A camcorder is an electronic device that combines a video camera and a video recorder into one unit. Equipment manufacturers do not seem to have strict guidelines for the term usage. Marketing materials may present a video recording device as a camcorder, but the delivery package would identify content as video camera recorder. In order to differentiate a camcorder from other devices that are capable of recording video, like mobile phones and digital compact cameras, a camcorder is generally identified as a portable, self contained device having video capture and recording as its primary function. The earliest camcorders employed analog recording onto videotape. Tape based camcorders use removable media in the form of video cassettes. Nowadays, digital recording has become the norm, with tape being gradually replaced with other storage media such as internal flash memory, hard drive and SD card.

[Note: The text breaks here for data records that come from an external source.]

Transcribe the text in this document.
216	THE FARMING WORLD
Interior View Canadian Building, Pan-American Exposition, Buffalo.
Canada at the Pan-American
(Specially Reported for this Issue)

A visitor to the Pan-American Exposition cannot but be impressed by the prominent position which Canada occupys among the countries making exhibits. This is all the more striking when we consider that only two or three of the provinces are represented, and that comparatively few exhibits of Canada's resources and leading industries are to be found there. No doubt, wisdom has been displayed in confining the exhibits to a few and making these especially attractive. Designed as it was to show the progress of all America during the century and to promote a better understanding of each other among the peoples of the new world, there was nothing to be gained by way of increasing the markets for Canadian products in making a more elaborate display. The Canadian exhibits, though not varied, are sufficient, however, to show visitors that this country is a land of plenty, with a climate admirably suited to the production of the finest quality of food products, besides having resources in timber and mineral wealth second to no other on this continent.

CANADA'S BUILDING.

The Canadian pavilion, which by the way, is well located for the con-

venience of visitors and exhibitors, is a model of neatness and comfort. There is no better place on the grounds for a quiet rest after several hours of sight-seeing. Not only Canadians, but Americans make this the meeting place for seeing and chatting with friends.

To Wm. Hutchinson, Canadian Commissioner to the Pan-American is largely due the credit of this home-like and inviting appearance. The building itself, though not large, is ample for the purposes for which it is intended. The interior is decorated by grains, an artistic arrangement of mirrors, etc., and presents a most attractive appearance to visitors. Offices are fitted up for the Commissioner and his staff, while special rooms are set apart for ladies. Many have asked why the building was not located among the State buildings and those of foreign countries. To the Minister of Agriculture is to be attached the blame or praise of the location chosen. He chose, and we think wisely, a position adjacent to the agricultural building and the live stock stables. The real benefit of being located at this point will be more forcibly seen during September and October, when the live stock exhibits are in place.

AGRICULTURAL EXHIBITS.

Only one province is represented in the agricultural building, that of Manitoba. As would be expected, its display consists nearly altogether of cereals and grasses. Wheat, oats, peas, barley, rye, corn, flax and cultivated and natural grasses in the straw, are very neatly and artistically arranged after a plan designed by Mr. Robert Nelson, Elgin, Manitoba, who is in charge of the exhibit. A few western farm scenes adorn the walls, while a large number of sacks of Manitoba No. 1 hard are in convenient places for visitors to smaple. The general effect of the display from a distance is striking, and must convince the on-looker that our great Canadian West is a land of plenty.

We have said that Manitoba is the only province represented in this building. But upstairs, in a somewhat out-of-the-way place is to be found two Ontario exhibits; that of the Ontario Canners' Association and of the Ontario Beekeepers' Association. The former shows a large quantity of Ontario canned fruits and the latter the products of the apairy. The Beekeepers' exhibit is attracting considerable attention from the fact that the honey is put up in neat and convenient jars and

Camcorders contain 3 major components: lens, imager, and recorder. The lens gathers and focuses light on the imager. The imager (usually a CCD or CMOS sensor on modern camcorders, earlier examples often used vidicon tubes) converts incident light into an electrical signal. Finally, the recorder converts the electric signal into video and encodes it into a storable form. More commonly, the optics and imager are referred to as the camera section.
The lens is the first component in the light path. The camcorder's optics generally have one or more of the following adjustments: aperture or iris to regulate the exposure and to control depth of field, zoom to control the focal length and angle of view, shutter speed to regulate the exposure and to maintain desired motion portrayal, gain to amplify signal strength in low light conditions, neutral density filter to regulate the exposure. In consumer units, the above adjustments are often automatically controlled by the camcorder's electronics, but can be adjusted manually if desired. Professional units offer direct user control of all major optical functions.
The imager converts light into electric signal. The camera lens projects an image onto the imager surface, exposing the photosensitive array to light. The light exposure is converted into electrical charge. At the end of the timed exposure, the imager converts the accumulated charge into a continuous analog voltage at the imager's output terminals. After scan out is complete, the photosites are reset to start the exposure process for the next video frame.
The recorder is responsible for writing the video signal onto a recording medium (such as magnetic videotape.) The record function involves many signal processing steps, and historically, the recording process introduced some distortion and noise into the stored video, such that playback of the stored signal may not retain the same characteristics as the live video feed. All but the most primitive camcorders imaginable also need to have a recorder controlling section which allows the user to control the camcorder, switch the recorder into playback mode for reviewing the recorded footage and an image control section which controls exposure, focus and white balance.
In 1983 Sony released the first consumer camcorder the Betamovie BMC-100P. It used a Betamax cassette and could not be held with one hand, so it was typically resting on a shoulder. In the same year JVC released the first camcorder based on VHS-C format. In 1985 Sony came up with its own compact video cassette format, Video8. Both VHS-C and Video8 had their benefits and drawbacks, and neither won the format war. In 1985, Panasonic, RCA, and Hitachi began producing camcorders that recorded to full sized VHS cassette and offered up to 3 hours of record time. These shoulder mount camcorders found a niche with videophiles, industrial videographers, and college TV studios. Super VHS (S-VHS) full sized camcorders were released in 1987 which exceeded the broadcast quality of the day and provided an inexpensive way to collect news segments or videographies. Sony matched this with the release of Hi8, an upgraded version of Video8.
In 1986 Sony introduced the first digital video format, D1. Video was recorded in uncompressed form and required enormous bandwidth for its time. In 1992 Ampex used D1 form factor to create DCT, the first digital video format that utilized data compression. The compression utilized discrete cosine transform algorithm, which is used in most modern commercial digital video formats. In 1995 Sony, JVC, Panasonic and other video camera manufacturers launched DV, which quickly became a de-facto standard for home video production, for independent film making and for citizen journalism. In the same year Ikegami introduced Editcam the first tape less video recording system. In 2000 Panasonic launched DVCPRO HD, expanding the DV codec to support high definition. The format was intended for use in professional camcorders and used full size DVCPRO cassettes. In 2003 Sony, JVC, Canon and Sharp introduced HDV, the first truly affordable high definition video format, which used inexpensive MiniDV cassettes.